The Board seat part is tricky. Investing in my company does not automatically get you on my Board. For one, I want a really small Board. And on my Board I only want people who I would have even if they did not invest in my company. Fred Wilson, one of the leading minds in web tech, comes to mind. Vinod Khosla, the father of for profit microfinance, comes to mind. And I want one woman who knows more than anyone else about microfinance on the planet. I will fly her over for the Board meetings. She can be anywhere on the planet. Those are the only three open slots I have for outside parties. Bill Gates also had a very small Board.

I am for all members of my team getting equity, and it is forced equity. You don't have the option to get market rate salaries and no equity. If you will not accept below market rate salaries and equity, then obviously you don't value the equity, you don't believe in the company, and you obviously do not belong on my team.

Another thing is that your equity has to vest, and it goes radioactive if you leave or are asked to leave any time before the company goes IPO. Let me explain.

You come in at below market salary and equity, and your equity gets vested in two years. So if you leave or are asked to leave before those two years, you earned yourself below market rate salaries and no equity. After two years, your equity got vested. If you leave or are asked to leave after that during any time before the company goes IPO, your equity goes radioactive. Every year it loses half its value.

Ideally I would like to get the best people possible and keep them around. But you also have to make a little room for people who will either leave or you will have to ask to leave.

As for how much equity you get, there is a formula. There are two broad elements to the formula: how high up in the organization you are, how early you came in and how long you stayed. I am thinking space time.

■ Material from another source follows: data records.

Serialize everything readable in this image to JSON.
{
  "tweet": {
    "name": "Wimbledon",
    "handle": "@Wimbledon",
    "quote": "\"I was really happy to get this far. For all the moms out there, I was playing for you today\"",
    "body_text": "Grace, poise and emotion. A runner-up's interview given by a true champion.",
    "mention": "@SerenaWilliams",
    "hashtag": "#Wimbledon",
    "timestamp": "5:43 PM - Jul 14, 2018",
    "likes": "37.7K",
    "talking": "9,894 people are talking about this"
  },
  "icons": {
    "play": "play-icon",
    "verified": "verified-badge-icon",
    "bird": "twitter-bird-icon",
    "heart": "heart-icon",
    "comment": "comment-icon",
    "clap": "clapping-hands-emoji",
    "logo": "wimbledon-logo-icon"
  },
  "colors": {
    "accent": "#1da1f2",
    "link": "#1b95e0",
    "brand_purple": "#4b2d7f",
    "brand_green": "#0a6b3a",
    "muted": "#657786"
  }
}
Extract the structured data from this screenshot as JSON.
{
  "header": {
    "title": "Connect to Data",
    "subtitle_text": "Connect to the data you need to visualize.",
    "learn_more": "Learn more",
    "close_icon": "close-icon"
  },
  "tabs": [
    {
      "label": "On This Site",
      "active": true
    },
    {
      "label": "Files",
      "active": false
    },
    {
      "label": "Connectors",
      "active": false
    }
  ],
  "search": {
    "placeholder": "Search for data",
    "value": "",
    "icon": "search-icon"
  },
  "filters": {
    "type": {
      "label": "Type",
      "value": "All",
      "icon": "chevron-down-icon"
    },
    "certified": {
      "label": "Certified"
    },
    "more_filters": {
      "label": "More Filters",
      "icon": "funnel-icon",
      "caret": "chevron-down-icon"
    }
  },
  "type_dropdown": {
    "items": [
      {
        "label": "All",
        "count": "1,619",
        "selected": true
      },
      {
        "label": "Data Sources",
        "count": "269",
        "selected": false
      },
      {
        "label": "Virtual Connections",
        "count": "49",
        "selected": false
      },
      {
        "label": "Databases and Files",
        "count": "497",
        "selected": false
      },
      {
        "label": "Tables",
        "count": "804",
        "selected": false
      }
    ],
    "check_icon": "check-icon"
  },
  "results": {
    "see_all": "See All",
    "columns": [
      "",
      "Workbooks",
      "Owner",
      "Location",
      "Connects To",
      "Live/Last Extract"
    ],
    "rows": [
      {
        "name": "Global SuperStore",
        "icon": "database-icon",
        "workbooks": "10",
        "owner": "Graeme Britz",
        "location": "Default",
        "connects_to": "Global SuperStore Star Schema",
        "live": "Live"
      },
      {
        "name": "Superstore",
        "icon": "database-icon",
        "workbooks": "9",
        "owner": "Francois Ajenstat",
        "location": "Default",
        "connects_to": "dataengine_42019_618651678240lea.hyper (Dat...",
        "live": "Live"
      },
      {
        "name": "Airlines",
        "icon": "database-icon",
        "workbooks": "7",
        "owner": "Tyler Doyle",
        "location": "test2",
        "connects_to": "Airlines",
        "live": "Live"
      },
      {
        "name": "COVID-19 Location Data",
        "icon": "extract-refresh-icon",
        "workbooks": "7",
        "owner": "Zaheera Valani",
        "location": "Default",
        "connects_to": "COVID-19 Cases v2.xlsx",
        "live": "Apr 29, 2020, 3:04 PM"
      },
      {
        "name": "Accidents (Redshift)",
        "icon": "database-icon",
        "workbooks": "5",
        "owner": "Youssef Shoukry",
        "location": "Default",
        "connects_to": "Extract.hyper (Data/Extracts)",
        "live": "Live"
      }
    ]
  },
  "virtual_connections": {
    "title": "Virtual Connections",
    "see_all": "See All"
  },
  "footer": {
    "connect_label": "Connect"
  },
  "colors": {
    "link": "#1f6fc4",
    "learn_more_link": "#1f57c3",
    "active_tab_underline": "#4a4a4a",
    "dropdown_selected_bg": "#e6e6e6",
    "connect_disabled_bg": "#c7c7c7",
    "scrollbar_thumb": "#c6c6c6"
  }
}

Say there are 10 levels to the organization. The Chairperson/CEO is level 1, the Chief Loan Officer, Chief Finance Officer, Chief Operations Officer, Chief Technology Officer are level 2, and so on. The interns are probably level 10.

The company has to keep much of its ownership stake for the post-IPO phase. Some of the most interesting things happen post-IPO. If you can't raise big money and hire great people post-IPO because you burned all your fuel in the early rounds, then that will have been a sad IPO. An IPO is not the end point, it is not the end of the journey. The journey begins at the IPO. And so it is paramount that you give out as little equity as possible before that point. Think of the IPO as launch. Because it is. Everything before that was but preparation.

If you are going to give out 2% to investors in round 1, it makes no sense to give out more than 2% to the early team members in round 1. And talk in numbers of shares not percentages. Pricing the shares at $10 is a decent idea. So a company valued at 10 million has a million shares. You start with a million shares. When the company is valued at 50 million later, that $10 share has now become worth $50. Now you have five shares. And, again, there is no dilution. You are not at the mercy of the big VCs who might pop up later for you to hold onto what you earned during the early stages.

Each round is a new round and could warrant for reorganizations within the team, potentially speaking.

The idea is to take the rocket into space.

Once the company goes IPO, the SEC comes into the picture. For a few years you can't sell your stocks. There is a very good reason why not.